Even though globalization has long been praised for its economic benefits, some individuals think that globalization is simply a euphemism for “Americanization”—that is, the way U.S. cultural values and U.S. business philosophy are said to be slowly taking over the world. At its best, proponents of Americanization hope others will see how progressive, efficient, industrious, and free U.S. society and businesses are and want to emulate that way of doing things. However, critics claim that this attitude of the “almighty American dollar wanting to spread the American way to every single country,” has created many problems. Although history is filled with clashes between civilizations, what’s unique now is the speed and ease with which misunderstandings and disagreements can erupt and escalate. The Internet, television and other media, and global air travel have brought the good and the bad of American entertainment, products, and behaviors to every corner of the globe. For those who don’t like what Americans do, say, or believe, this exposure can lead to resentment, dislike, distrust, and even outright hatred.
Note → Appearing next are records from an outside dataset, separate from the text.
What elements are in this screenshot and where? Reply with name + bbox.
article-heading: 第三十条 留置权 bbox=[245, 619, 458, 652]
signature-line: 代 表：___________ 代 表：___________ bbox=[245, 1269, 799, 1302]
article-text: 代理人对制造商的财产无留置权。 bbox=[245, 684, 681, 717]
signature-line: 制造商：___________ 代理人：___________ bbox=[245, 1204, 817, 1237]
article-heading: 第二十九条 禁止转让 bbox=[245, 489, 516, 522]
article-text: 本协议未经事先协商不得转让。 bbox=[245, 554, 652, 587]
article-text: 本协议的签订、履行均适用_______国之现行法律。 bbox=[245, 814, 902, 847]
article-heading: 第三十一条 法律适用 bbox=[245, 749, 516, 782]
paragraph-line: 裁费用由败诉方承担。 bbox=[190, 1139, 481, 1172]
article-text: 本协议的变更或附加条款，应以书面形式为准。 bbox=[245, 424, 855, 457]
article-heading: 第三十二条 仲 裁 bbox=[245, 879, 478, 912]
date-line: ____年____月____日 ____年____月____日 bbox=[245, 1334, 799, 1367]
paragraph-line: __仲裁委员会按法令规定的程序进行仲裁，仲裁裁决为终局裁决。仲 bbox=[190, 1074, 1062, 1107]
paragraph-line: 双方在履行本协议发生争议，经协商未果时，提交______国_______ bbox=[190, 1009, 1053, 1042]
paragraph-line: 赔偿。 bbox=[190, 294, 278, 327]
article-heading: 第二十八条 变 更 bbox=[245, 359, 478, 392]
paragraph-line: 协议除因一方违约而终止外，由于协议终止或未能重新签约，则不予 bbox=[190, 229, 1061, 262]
CHALLENGES OF MANAGING A GLOBAL WORKFORCE

“As more Americans go to mainland China to take jobs, more Chinese and Americans are working side by side. These cross-cultural partnerships, while beneficial in many ways, are also highlighting tensions that expose differences in work experience, pay levels, and communication.”66 Global companies with multicultural work teams are faced with the challenge of managing the cultural differences in work-family relationships. The work-family practices and programs that are appropriate and effective for employees in one country may not be the best solution for employees in other locations.67 These examples indicate challenges that are associated with managing a global workforce. As globalization continues to be important for businesses, it’s obvious that managers need to understand how to best manage that global workforce. Some researchers have suggested that managers need cultural intelligence or cultural awareness and sensitivity skills.
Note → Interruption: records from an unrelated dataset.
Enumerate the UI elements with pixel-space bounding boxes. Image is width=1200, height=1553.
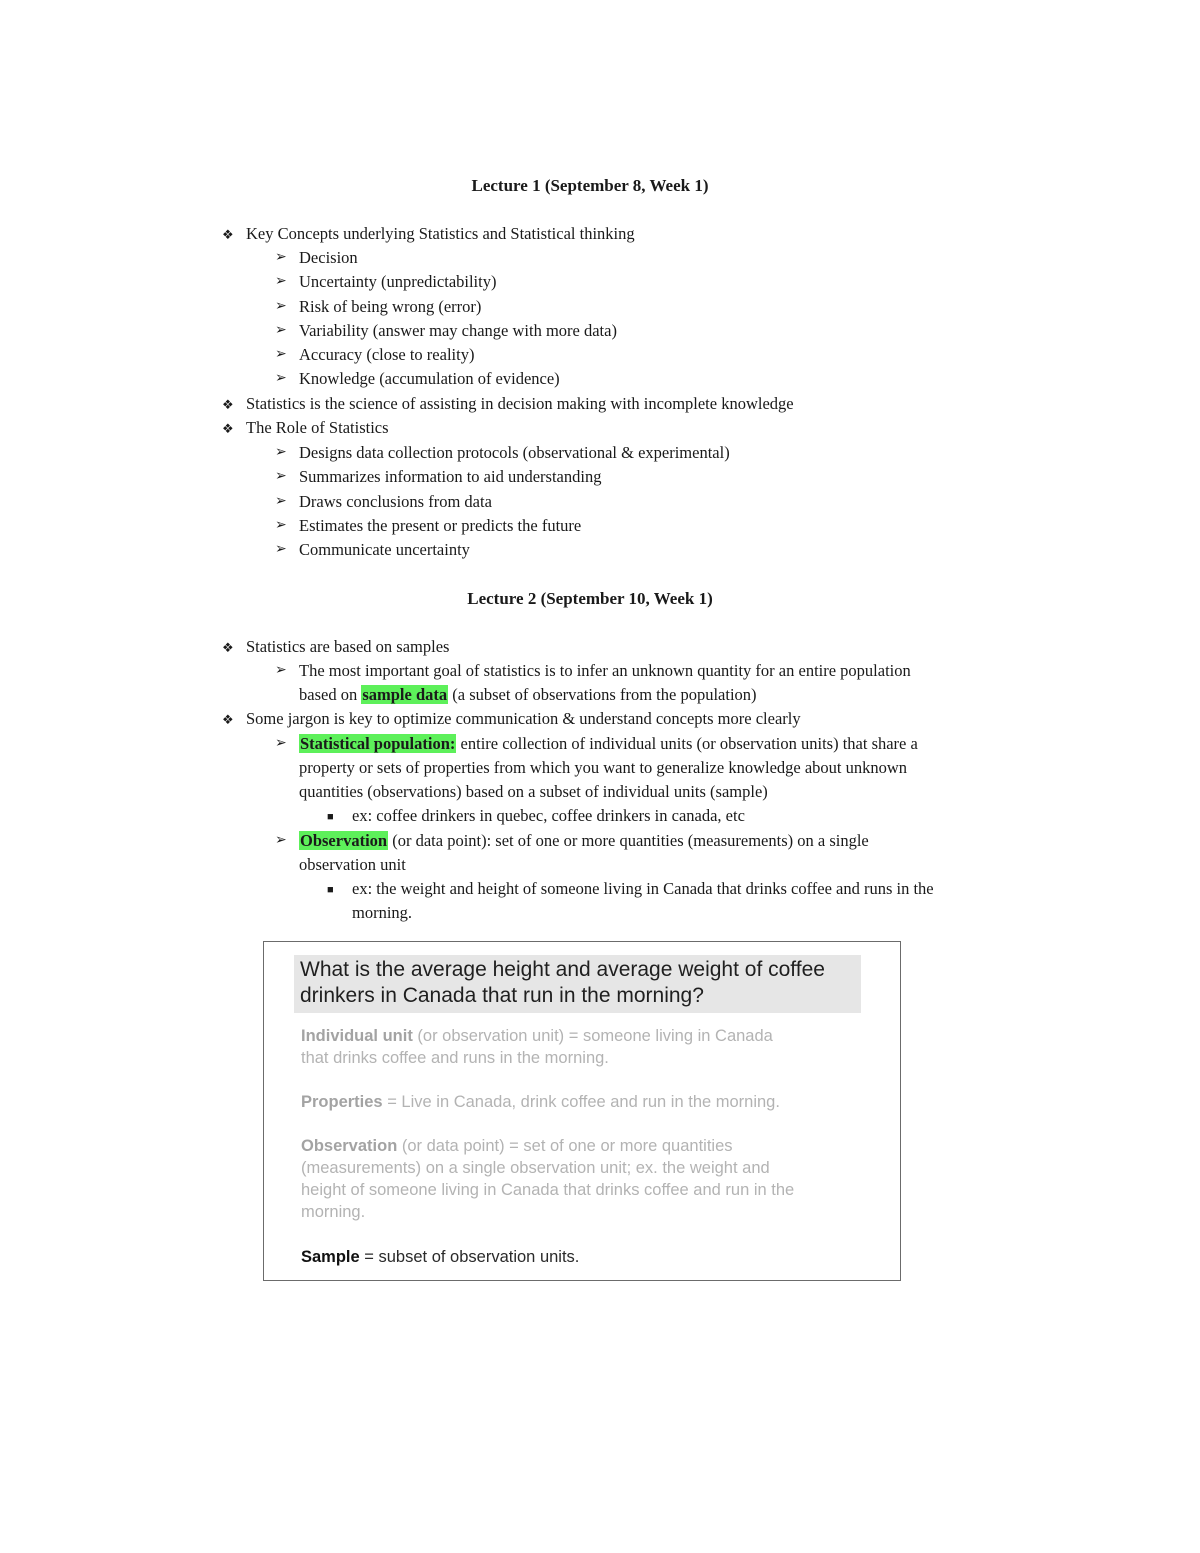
observation-text: (or data point): set of one or more quantities (measurements) on a single: [388, 831, 869, 850]
arrow-bullet-icon: ➢: [275, 736, 287, 751]
square-bullet-icon: ■: [327, 811, 334, 823]
arrow-bullet-icon: ➢: [275, 250, 287, 265]
properties-definition: [301, 1091, 861, 1113]
definition-text: morning.: [301, 1203, 366, 1221]
term-individual-unit: Individual unit: [301, 1027, 413, 1045]
diamond-bullet-icon: ❖: [222, 712, 234, 727]
arrow-bullet-icon: ➢: [275, 469, 287, 484]
bullet-key-concepts: Key Concepts underlying Statistics and Statistical thinking: [246, 224, 635, 243]
goal-line-1: The most important goal of statistics is to infer an unknown quantity for an entire population: [299, 661, 911, 680]
list-item: Summarizes information to aid understanding: [299, 467, 602, 486]
square-bullet-icon: ■: [327, 884, 334, 896]
arrow-bullet-icon: ➢: [275, 663, 287, 678]
lecture-2-title: Lecture 2 (September 10, Week 1): [467, 589, 713, 608]
term-sample: Sample: [301, 1248, 360, 1266]
arrow-bullet-icon: ➢: [275, 323, 287, 338]
observation-example-line-1: ex: the weight and height of someone living in Canada that drinks coffee and runs in the: [352, 879, 934, 898]
list-item: Uncertainty (unpredictability): [299, 272, 497, 291]
question-banner: [294, 955, 861, 1013]
arrow-bullet-icon: ➢: [275, 299, 287, 314]
definition-text: (measurements) on a single observation unit; ex. the weight and: [301, 1159, 770, 1177]
individual-unit-definition: [301, 1025, 861, 1069]
term-properties: Properties: [301, 1093, 383, 1111]
arrow-bullet-icon: ➢: [275, 371, 287, 386]
highlight-observation: Observation: [300, 831, 388, 850]
definition-text: (or data point) = set of one or more quantities: [397, 1137, 733, 1155]
diamond-bullet-icon: ❖: [222, 227, 234, 242]
bullet-statistics-science: Statistics is the science of assisting in decision making with incomplete knowledge: [246, 394, 794, 413]
definition-text: that drinks coffee and runs in the morning.: [301, 1049, 609, 1067]
sample-definition: [301, 1246, 861, 1268]
arrow-bullet-icon: ➢: [275, 833, 287, 848]
bullet-based-on-samples: Statistics are based on samples: [246, 637, 450, 656]
highlight-statistical-population: Statistical population:: [300, 734, 456, 753]
goal-line-2: [299, 685, 757, 705]
goal-text: based on: [299, 685, 362, 704]
list-item: Draws conclusions from data: [299, 492, 492, 511]
lecture-1-title: Lecture 1 (September 8, Week 1): [471, 176, 709, 195]
population-example: ex: coffee drinkers in quebec, coffee drinkers in canada, etc: [352, 806, 745, 825]
observation-line-2: observation unit: [299, 855, 406, 874]
list-item: Risk of being wrong (error): [299, 297, 482, 316]
observation-line-1: [299, 831, 869, 851]
observation-example-line-2: morning.: [352, 903, 413, 922]
arrow-bullet-icon: ➢: [275, 542, 287, 557]
diamond-bullet-icon: ❖: [222, 421, 234, 436]
definition-figure: [263, 941, 901, 1281]
definition-text: = Live in Canada, drink coffee and run in the morning.: [382, 1093, 780, 1111]
definition-text: (or observation unit) = someone living in Canada: [412, 1027, 773, 1045]
question-line-1: What is the average height and average weight of coffee: [300, 958, 825, 981]
bullet-role-of-statistics: The Role of Statistics: [246, 418, 389, 437]
list-item: Variability (answer may change with more data): [299, 321, 617, 340]
list-item: Communicate uncertainty: [299, 540, 470, 559]
population-line-2: property or sets of properties from which you want to generalize knowledge about unknown: [299, 758, 908, 777]
arrow-bullet-icon: ➢: [275, 518, 287, 533]
diamond-bullet-icon: ❖: [222, 640, 234, 655]
definition-text: = subset of observation units.: [359, 1248, 580, 1266]
arrow-bullet-icon: ➢: [275, 274, 287, 289]
term-observation: Observation: [301, 1137, 398, 1155]
arrow-bullet-icon: ➢: [275, 494, 287, 509]
population-line-3: quantities (observations) based on a subset of individual units (sample): [299, 782, 768, 801]
goal-text: (a subset of observations from the population): [448, 685, 757, 704]
list-item: Designs data collection protocols (observational & experimental): [299, 443, 730, 462]
population-text: entire collection of individual units (or observation units) that share a: [456, 734, 918, 753]
observation-definition: [301, 1135, 861, 1223]
list-item: Accuracy (close to reality): [299, 345, 475, 364]
list-item: Knowledge (accumulation of evidence): [299, 369, 560, 388]
list-item: Estimates the present or predicts the future: [299, 516, 582, 535]
question-line-2: drinkers in Canada that run in the morning?: [300, 984, 704, 1007]
highlight-sample-data: sample data: [362, 685, 448, 704]
definition-text: height of someone living in Canada that drinks coffee and run in the: [301, 1181, 795, 1199]
arrow-bullet-icon: ➢: [275, 347, 287, 362]
bullet-jargon: Some jargon is key to optimize communication & understand concepts more clearly: [246, 709, 801, 728]
arrow-bullet-icon: ➢: [275, 445, 287, 460]
population-line-1: [299, 734, 918, 754]
diamond-bullet-icon: ❖: [222, 397, 234, 412]
list-item: Decision: [299, 248, 358, 267]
Cultural intelligence encompasses three main dimensions: 

(1) knowledge of culture as a concept—how cultures vary and how they affect behavior; 
(2) mindfulness— the ability to pay attention to signals and reactions in different cross-cultural situations; and
 (3) behavioral skills—using one’s knowledge and mindfulness to choose appropriate behaviors in those situations. Other researchers have said that what effective global leaders need is a global mind-set, attributes that allow a leader to be effective in cross-cultural environments 

Leaders who possess such cross-cultural skills and abilities—whether cultural intelligence or a global mind-set—will be important assets to global organizations. Successfully managing in today’s global environment will require incredible sensitivity and understanding. Managers from any country will need to be aware of how their decisions and actions will be viewed, not only by those who may agree, but more importantly, by those who may disagree. They will need to adjust their leadership styles and management approaches to accommodate these diverse views, and at the same time be as efficient and effective as possible in reaching the organization’s goals.